Creativity is about exploring different ways in which you can do something, however mundane. It’s about making yourself aware of the things around you and what you can be doing to improve them – continually reinventing and renewing.
In essence, creativity is a tool you often use in your everyday life outside work. You just need to learn to use it more in your working life.
All it takes is a bit of rewiring of your brain. You may think that you are past that, and that any change in habit is difficult to achieve after doing something the same way for so long.
In the New York Times bestseller The Plastic Mind, science journalist Sharon Begley explains that contrary to what scientists traditionally thought, the hard-wired brain can be rewired long into adulthood and retains much of the plasticity of the developing brain. She says: “The actions we take can literally expand or contract different regions of the brain, pour more juice into quiet circuits and dampen down activity in buzzing ones.”
So there you have it.

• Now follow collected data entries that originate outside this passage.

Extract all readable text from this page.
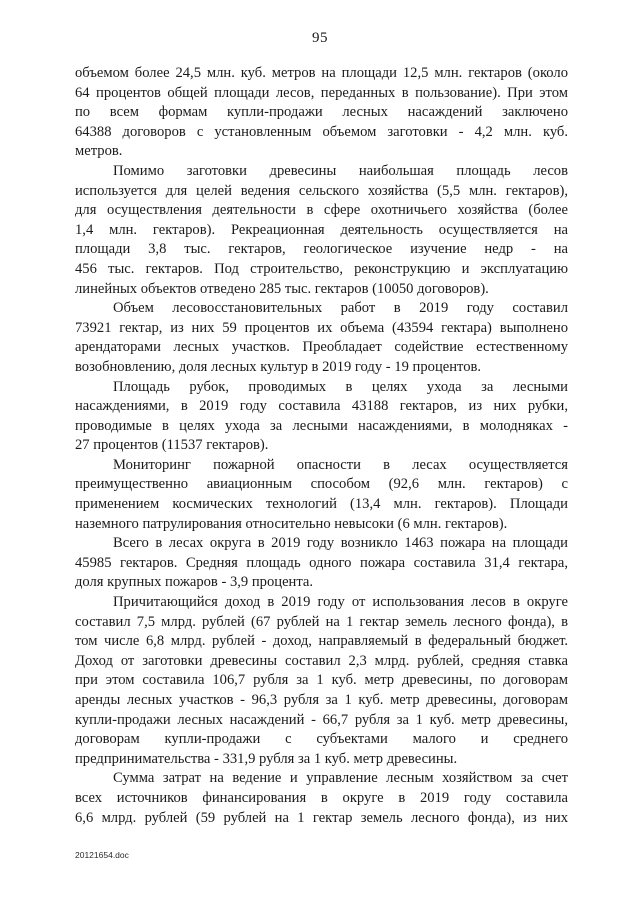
95
объемом более 24,5 млн. куб. метров на площади 12,5 млн. гектаров (около
64 процентов общей площади лесов, переданных в пользование). При этом
по всем формам купли-продажи лесных насаждений заключено
64388 договоров с установленным объемом заготовки - 4,2 млн. куб.
метров.
Помимо заготовки древесины наибольшая площадь лесов
используется для целей ведения сельского хозяйства (5,5 млн. гектаров),
для осуществления деятельности в сфере охотничьего хозяйства (более
1,4 млн. гектаров). Рекреационная деятельность осуществляется на
площади 3,8 тыс. гектаров, геологическое изучение недр - на
456 тыс. гектаров. Под строительство, реконструкцию и эксплуатацию
линейных объектов отведено 285 тыс. гектаров (10050 договоров).
Объем лесовосстановительных работ в 2019 году составил
73921 гектар, из них 59 процентов их объема (43594 гектара) выполнено
арендаторами лесных участков. Преобладает содействие естественному
возобновлению, доля лесных культур в 2019 году - 19 процентов.
Площадь рубок, проводимых в целях ухода за лесными
насаждениями, в 2019 году составила 43188 гектаров, из них рубки,
проводимые в целях ухода за лесными насаждениями, в молодняках -
27 процентов (11537 гектаров).
Мониторинг пожарной опасности в лесах осуществляется
преимущественно авиационным способом (92,6 млн. гектаров) с
применением космических технологий (13,4 млн. гектаров). Площади
наземного патрулирования относительно невысоки (6 млн. гектаров).
Всего в лесах округа в 2019 году возникло 1463 пожара на площади
45985 гектаров. Средняя площадь одного пожара составила 31,4 гектара,
доля крупных пожаров - 3,9 процента.
Причитающийся доход в 2019 году от использования лесов в округе
составил 7,5 млрд. рублей (67 рублей на 1 гектар земель лесного фонда), в
том числе 6,8 млрд. рублей - доход, направляемый в федеральный бюджет.
Доход от заготовки древесины составил 2,3 млрд. рублей, средняя ставка
при этом составила 106,7 рубля за 1 куб. метр древесины, по договорам
аренды лесных участков - 96,3 рубля за 1 куб. метр древесины, договорам
купли-продажи лесных насаждений - 66,7 рубля за 1 куб. метр древесины,
договорам купли-продажи с субъектами малого и среднего
предпринимательства - 331,9 рубля за 1 куб. метр древесины.
Сумма затрат на ведение и управление лесным хозяйством за счет
всех источников финансирования в округе в 2019 году составила
6,6 млрд. рублей (59 рублей на 1 гектар земель лесного фонда), из них
20121654.doc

It’s never too late to change a habit. Like any muscle you haven’t used in a while, your brain and the creative part of it just need some gentle flexing again. You can become switched on if you really set your mind to it for long enough.

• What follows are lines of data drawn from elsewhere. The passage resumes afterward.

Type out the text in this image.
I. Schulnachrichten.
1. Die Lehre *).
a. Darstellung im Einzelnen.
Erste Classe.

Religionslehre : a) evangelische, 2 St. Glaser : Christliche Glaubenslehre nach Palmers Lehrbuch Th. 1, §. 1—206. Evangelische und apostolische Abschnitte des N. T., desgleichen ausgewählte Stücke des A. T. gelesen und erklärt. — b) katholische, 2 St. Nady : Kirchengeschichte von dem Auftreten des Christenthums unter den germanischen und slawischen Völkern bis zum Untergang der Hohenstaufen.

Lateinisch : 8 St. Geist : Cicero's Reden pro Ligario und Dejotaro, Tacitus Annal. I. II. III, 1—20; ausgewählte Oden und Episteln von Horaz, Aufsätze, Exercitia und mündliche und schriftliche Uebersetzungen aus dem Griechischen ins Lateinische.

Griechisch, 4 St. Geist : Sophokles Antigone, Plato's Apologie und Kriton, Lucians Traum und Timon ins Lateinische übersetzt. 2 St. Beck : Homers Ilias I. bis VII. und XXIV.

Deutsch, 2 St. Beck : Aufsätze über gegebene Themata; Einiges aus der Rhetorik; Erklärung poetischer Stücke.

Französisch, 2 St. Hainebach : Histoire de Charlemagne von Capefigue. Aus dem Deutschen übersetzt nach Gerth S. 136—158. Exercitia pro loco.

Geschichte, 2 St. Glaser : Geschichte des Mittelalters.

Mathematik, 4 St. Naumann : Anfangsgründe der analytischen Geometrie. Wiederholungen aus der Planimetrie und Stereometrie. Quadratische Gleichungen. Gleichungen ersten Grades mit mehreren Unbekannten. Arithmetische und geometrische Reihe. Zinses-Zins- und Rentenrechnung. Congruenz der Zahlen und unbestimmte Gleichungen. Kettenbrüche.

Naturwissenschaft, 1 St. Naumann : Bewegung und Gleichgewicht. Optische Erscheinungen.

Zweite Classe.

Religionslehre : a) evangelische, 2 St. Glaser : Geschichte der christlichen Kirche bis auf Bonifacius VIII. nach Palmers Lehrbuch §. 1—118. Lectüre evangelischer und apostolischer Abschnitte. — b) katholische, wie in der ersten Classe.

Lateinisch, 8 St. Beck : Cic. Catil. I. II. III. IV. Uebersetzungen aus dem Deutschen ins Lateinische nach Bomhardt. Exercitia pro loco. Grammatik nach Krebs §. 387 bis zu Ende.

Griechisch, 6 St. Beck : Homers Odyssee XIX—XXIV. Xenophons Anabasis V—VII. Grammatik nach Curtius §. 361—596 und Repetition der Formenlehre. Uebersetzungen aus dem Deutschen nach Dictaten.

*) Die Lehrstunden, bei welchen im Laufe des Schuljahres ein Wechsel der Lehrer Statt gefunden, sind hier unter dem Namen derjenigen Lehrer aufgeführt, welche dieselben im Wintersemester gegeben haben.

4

Mental block 2: The com fort zone

By definition, the more comfortable the company is, the more it stifles individuality and creativity. Start-ups and smaller companies are in a healthy state of discomfort. They have nothing to rely on but their people’s gut instinct, energy and creativity. But as a business gets bigger, the discipline and structure it needs put into place a certain amount of routine and complacency, which unfortunately stifle creativity.
This isn’t your fault. It’s a natural by-product of the comfort zone. Historically, small companies started off agile and entrepreneurial – because they had to be. But when they grew to become big and successful they could afford to stay just that – big. And as their success continued they became like huge oil tankers – unable to turn around or change course. This wasn’t a problem when the pace of change was slower, as companies could afford to take time making decisions and doing things in the same way they had always been done. Today, however, the world moves much faster and simply maintaining the status quo isn’t good enough.
In this world of huge uncertainty, no company can survive by relying on what it ’s done before. What makes money now isn’t necessarily going to continue to make money in the future. Therefore every company needs to explore new possibilities on a continual basis. And they need the ideas and opportunity spotting to come from you. It’s no longer enough for you to churn out yet another standardized product. The future belongs to companies that, while being well established, are very, very agile. They need a constant flow of new ideas about different ways of doing things. They need small, incremental innovations all the time.
You need to see the comfort zone as an illusion – it no longer exists. By moving out of the comfort zone you’re helping your company to continually renew and reinvent itself and you’re helping yourself become part of the new world.
If I stand in the sand and draw a circle around myself I am in my comfort zone. Now I step outside and I feel fear, and today I know that that is a good place to be. When I stay there for a while I become familiar and the fear subsides. Now I can draw a wider circle around myself and my comfort zone gets larger.
—Simon Woodroffe, The Book of Yo! 2000

Mental block 3: Self-belief

To go on the journey, you need self-belief. That’s a frightening concept for some people, who believe that self-belief is something you either have or haven’t got. That you’re either 100% confident or not at all. Thankfully, this isn’t the case.